Acknowledgements
When I first floated the idea of writing an Nmap book to the nmap-hackers mailing list, I was inundated with suggestions and offers to help. This outpouring of enthusiasm convinced me to proceed. My complete naivety about how much work was involved also contributed to my decision. It has been quite an undertaking, but what kept me going chapter by chapter was a private review group called the nmap-writers. They provided invaluable feedback, advice, and detailed review notes throughout the process. In particular, I would like to thank the following people:
David Fifield is listed first (everyone else is alphabetical) because he was a tremendous help during the book writing process. He solved a number of technical DocBook problems, created many of the final illustrations from my terrible drafts, dramatically improved the index, helped with proofreading, and even wrote Chapter 12, Zenmap GUI Users' Guide.
Matt Baxter allowed the use of his beautiful TCP/IP header diagrams (in the section called “TCP/IP Reference”). Several other diagrams in this book were done in that style to match.
Saurabh Bhasin contributed detailed feedback on a regular basis.
Mark Brewis could always be counted on for good advice.
Ellen Colombo was a big help from the beginning.
Patrick Donnelly helped improve Chapter 9, Nmap Scripting Engine.
Brandon Enright printed out the whole book and reviewed it chapter by chapter.
Brian Hatch has always been a big help.
Loren Heal was a continual source of ideas.
Lee “MadHat” Heath wrote the section called “MadHat in Wonderland” and also an early version of the section called “Grepable Output (
-oG
)”.Dan Henage provided advice and proofread numerous chapters.
Tor Houghton reviewed every chapter, probably giving me more feedback than anyone else.
Doug Hoyte documented the many Nmap features he added, and also handled most of the book indexing.

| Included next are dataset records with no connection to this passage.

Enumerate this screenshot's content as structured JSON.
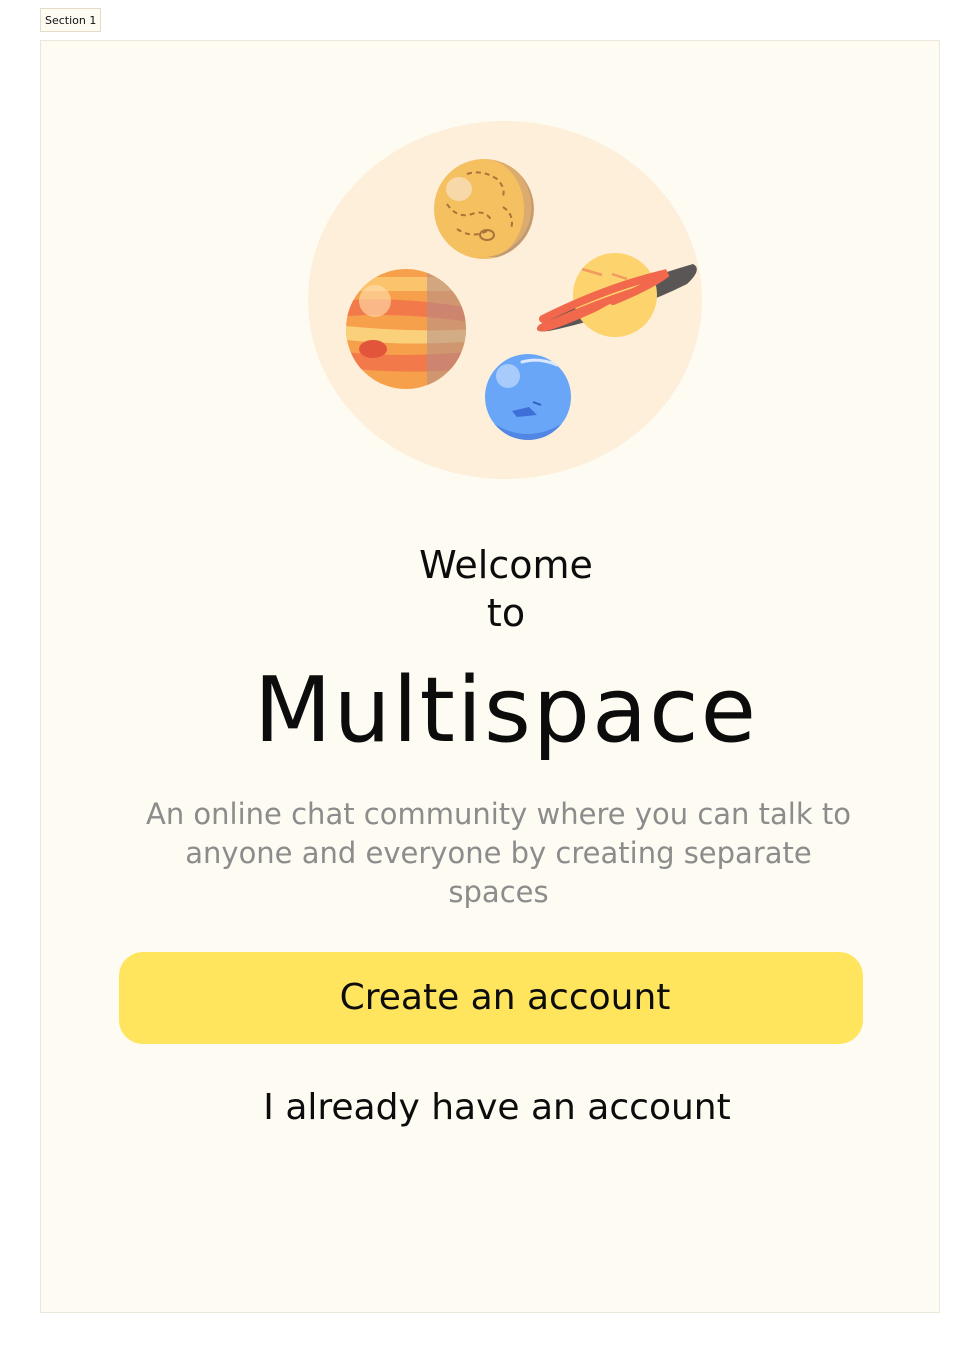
{
  "section_label": "Section 1",
  "welcome": {
    "line1": "Welcome",
    "line2": "to"
  },
  "brand_name": "Multispace",
  "tagline": "An online chat community where you can talk to anyone and everyone by creating separate spaces",
  "primary_button_label": "Create an account",
  "secondary_link_label": "I already have an account",
  "colors": {
    "background": "#fefbf2",
    "illustration_bg": "#fdefd9",
    "primary_button": "#ffe55d",
    "text_dark": "#0c0c0c",
    "text_muted": "#8c8c8c"
  },
  "icons": [
    "planets-illustration",
    "venus-planet",
    "jupiter-planet",
    "saturn-planet",
    "neptune-planet"
  ]
}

Marius Huse Jacobsen reviewed many chapters, providing detailed feedback.
Kris Katterjohn performed thorough reviews of several chapters.
Eric Krosnes sent useful technical review feedback and also regularly nagged me about book progress. This was helpful since I didn't have a traditional editor to do so.
Vlad Alexa Mancini created the Nmap eye logo for the cover (and the Nmap web site).
Michael Naef kindly reviewed many chapters.
Bill Pollock of No Starch Press was always happy to provide advice and answer book publishing questions based on his decades of experience.
David Pybus was one of the most frequent contributors of ideas and proofreading.
Tyler Reguly helped by reviewing multiple chapters just when it was most needed.
Chuck Sterling provided both high level advice and detailed proofreading of several chapters.
Anders Thulin provided detailed reviews of many chapters.
Bennett Todd sent dozens of suggestions.
Diman Todorov wrote an initial draft of Chapter 9, Nmap Scripting Engine.
Catherine Tornabene read many chapters and sent extremely detailed feedback.
Technology Used to Create This Book
As an author of open source tools myself, I'm a big believer in their power and capability. So I made an effort to use them wherever possible in creating this book. I wasn't about to write it in Microsoft Word and then handle layout with Adobe FrameMaker!
Nmap Network Scanning was written with the GNU Emacs text editor in the DocBook XML format.
The free online chapters are created from the XML using Norman Walsh's XSL Stylesheets and the xsltproc XSL processor.
The print version also uses Norman's stylesheets and xsltproc, but output to the XSL-FO format. An XSL-FO processor is then used to build a PDF. I would like to use Apache FOP for this, but a footnote-related bug prevents this, so I switched to the RenderX XEP Engine. XEP is proprietary, but at least it runs on Linux. I hope to switch back to FOP after the footnote bug is fixed.
Cover layout was done with Scribus and (due to printing company format requirements) Adobe InDesign. Raster graphics for the cover and internal illustrations were created with The Gimp, while Inkscape was used for vector graphics.
Subversion was used for revision control and the free web chapters are serviced by Apache httpd.